A Delivery Man

Wolves Hollow? That’s an odd name for a street. Is a hollow like some kind of name for a road, something fancy, Blues thought. Vito had found this AirBnB in one of the classy inner ring burbs. Drumming the solo to Rush’s Tom Sawyer on his steering wheel, Blues sat in his rusty 1999 Chevy Caviler waiting for FedEx. He looked at the nice stone house. There were two stories with big windows and shutters. There was a wraparound porch and the attic had those little Amityville Horror windows that always made Blues think those kind of houses were smiling to him. Blues surveyed the street with its daffodils and irises wishing he could walk up it, get a pricy coffee from the cafe in the town square and walk back to drink his coffee on his own sunny porch. In his mind, Blues was nodding his head to his neighbors walking along the street. A FedEx truck was up the block.

Crap, Blues sprinted to the stone house and walked onto the porch. Purple sweet smelling flowers were in a flower boxes. Blues tried to think of their name as he lit a cigarette and acted calm. The FedEx truck pulled up in front of the stone house. The delivery man, a hot chick actually, climbed the porch stairs.
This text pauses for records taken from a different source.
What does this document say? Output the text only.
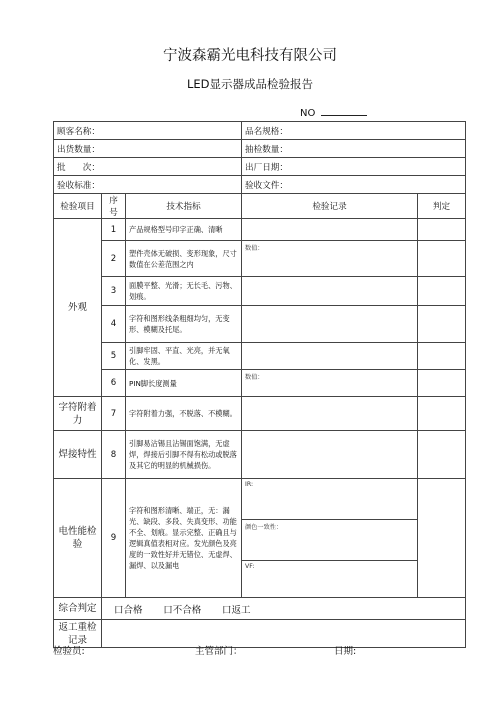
宁波森霸光电科技有限公司
LED显示器成品检验报告
NO
顾客名称：			品名规格：	
出货数量：			抽检数量：	
批　　次：			出厂日期：	
验收标准：			验收文件：	
检验项目	序号	技术指标	检验记录	判定
外观	1	产品规格型号印字正确、清晰		
	2	塑件壳体无破损、变形现象，尺寸数值在公差范围之内	数值：	
	3	面膜平整、光滑；无长毛、污物、划痕。		
	4	字符和图形线条粗细均匀，无变形、模糊及托尾。		
	5	引脚牢固、平直、光亮，并无氧化、发黑。		
	6	PIN脚长度测量	数值：	
字符附着力	7	字符附着力强，不脱落、不模糊。		
焊接特性	8	引脚易沾锡且沾锡面饱满，无虚焊，焊接后引脚不得有松动或脱落及其它的明显的机械损伤。		
电性能检验	9	字符和图形清晰、端正，无：漏光、缺段、多段、失真变形、功能不全、划痕。显示完整、正确且与逻辑真值表相对应。发光颜色及亮度的一致性好并无错位、无虚焊、漏焊、以及漏电	IR:	
			颜色一致性：	
			VF:	
综合判定	口合格 口不合格 口返工			
返工重检记录				
检验员:	主管部门：	日期:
Blues gave the hot delivery chick an appreciative look over and took the package. She gave Blues a thank you without making eye contact and was punching in info and climbing back to her truck in a fluid movement. Blues took two more puffs until the truck turned the corner. Overly casual, Blues sauntered over to his Chevy and pulled away from the curb. He flicked his cigarette out onto the pretty tree-lined street.
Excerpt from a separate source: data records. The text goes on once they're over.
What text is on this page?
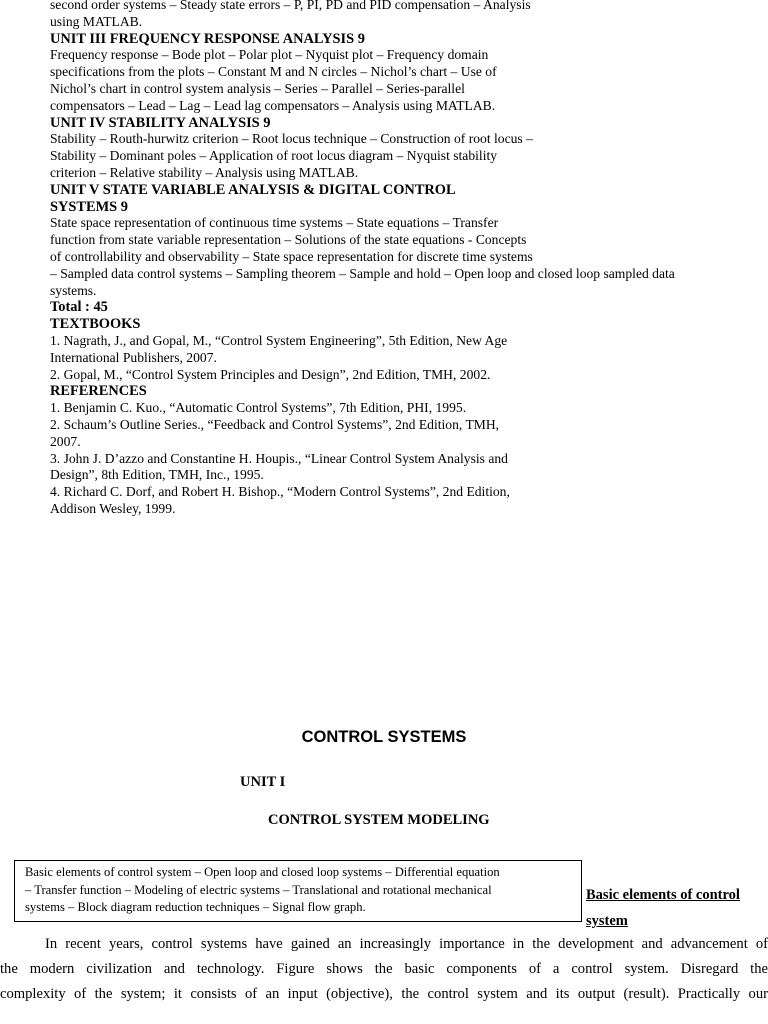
second order systems – Steady state errors – P, PI, PD and PID compensation – Analysis
using MATLAB.
UNIT III FREQUENCY RESPONSE ANALYSIS 9
Frequency response – Bode plot – Polar plot – Nyquist plot – Frequency domain
specifications from the plots – Constant M and N circles – Nichol’s chart – Use of
Nichol’s chart in control system analysis – Series – Parallel – Series-parallel
compensators – Lead – Lag – Lead lag compensators – Analysis using MATLAB.
UNIT IV STABILITY ANALYSIS 9
Stability – Routh-hurwitz criterion – Root locus technique – Construction of root locus –
Stability – Dominant poles – Application of root locus diagram – Nyquist stability
criterion – Relative stability – Analysis using MATLAB.
UNIT V STATE VARIABLE ANALYSIS & DIGITAL CONTROL
SYSTEMS 9
State space representation of continuous time systems – State equations – Transfer
function from state variable representation – Solutions of the state equations - Concepts
of controllability and observability – State space representation for discrete time systems
– Sampled data control systems – Sampling theorem – Sample and hold – Open loop and closed loop sampled data
systems.
Total : 45
TEXTBOOKS
1. Nagrath, J., and Gopal, M., “Control System Engineering”, 5th Edition, New Age
International Publishers, 2007.
2. Gopal, M., “Control System Principles and Design”, 2nd Edition, TMH, 2002.
REFERENCES
1. Benjamin C. Kuo., “Automatic Control Systems”, 7th Edition, PHI, 1995.
2. Schaum’s Outline Series., “Feedback and Control Systems”, 2nd Edition, TMH,
2007.
3. John J. D’azzo and Constantine H. Houpis., “Linear Control System Analysis and
Design”, 8th Edition, TMH, Inc., 1995.
4. Richard C. Dorf, and Robert H. Bishop., “Modern Control Systems”, 2nd Edition,
Addison Wesley, 1999.
CONTROL SYSTEMS
UNIT I
CONTROL SYSTEM MODELING
Basic elements of control system – Open loop and closed loop systems – Differential equation
– Transfer function – Modeling of electric systems – Translational and rotational mechanical
systems – Block diagram reduction techniques – Signal flow graph.
Basic elements of control
system
In recent years, control systems have gained an increasingly importance in the development and advancement of
the modern civilization and technology. Figure shows the basic components of a control system. Disregard the
complexity of the system; it consists of an input (objective), the control system and its output (result). Practically our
Blues was a delivery man, too. He picked up packages at ArBnBs and hotels. Seven or eight drops a week is easy money. He drove them home and took his cut and then delivered them to his boss Vito at Vito’s club or one of his girls’ places. Vito took his larger cut and sent the rest of the cash over seas. Blues didn’t know if it was an electronic transfer, or if Vito used foreign currency or cryptocurrency. Blue knew the money went to India or Indonesia or some place on the other side of the world. It wasn’t his business to know. Blues did know where the money came from but he didn’t like to think of the grannies and old dudes tricked and bullied out of their life savings. Thinking of his one hundred dollar cut per box, he pulled into his complex’s parking lot and spat nicotine on the tarmac. Blues popped gum in his mouth and sprayed the Axe body spray that he kept in his glove compartment on his hoodie.

Holding the package under his arm, Blue entered his home, his grandmother’s row house. He beelined for the basement, since Grandma had trouble with stairs it was the only room she didn’t visit.

“You too grown to speak,” Grandma said.

Blues rolled his eyes. “Good Morning.” He turned the basement door knob. She huffed. Blue ran over and gave her a quick peck on the cheek.

“Your plate is in the oven. And you better quit smoking or get better cologne. Grandma pushed his forehead away from her. Blue took his package downstairs and then ran up for his breakfast, grits and eggs with bacon extra crispy like he liked it.

In the basement properly stuffed Blues carefully opened the package. His camera was filming because Vito didn’t trust anybody. Blues didn’t think of the scammed or the scammers. Blues thought about the new kicks waiting in cart. He was just the delivery man.

The moment he saw what the chest contained he wished he had never opened it. But it was too late now. Some times it was an envelop filled with cash, or a book with hundred dollar bills in the pages, or a foil-wrapped package. Once it was a bible with a note in a spidery hand asking for forgiveness. Sometimes the old people thought they were returning money given to them by mistake and they were rushing to return losing their life savings doing the right thing for the wrong people. Blues was the wrong people.

Today the package contained a small square metal chest. When he lifted the lid the sides flopped open revealing a camera and a GPS and a tag that read: Property of the Pennsylvania Bureau of Investigations. Grabbing the tracker, Blues ran up the stairs, ran out of the townhouse, ran from his Grandma’s startled questions, ran to not see the look in her eyes when he gets taken away again.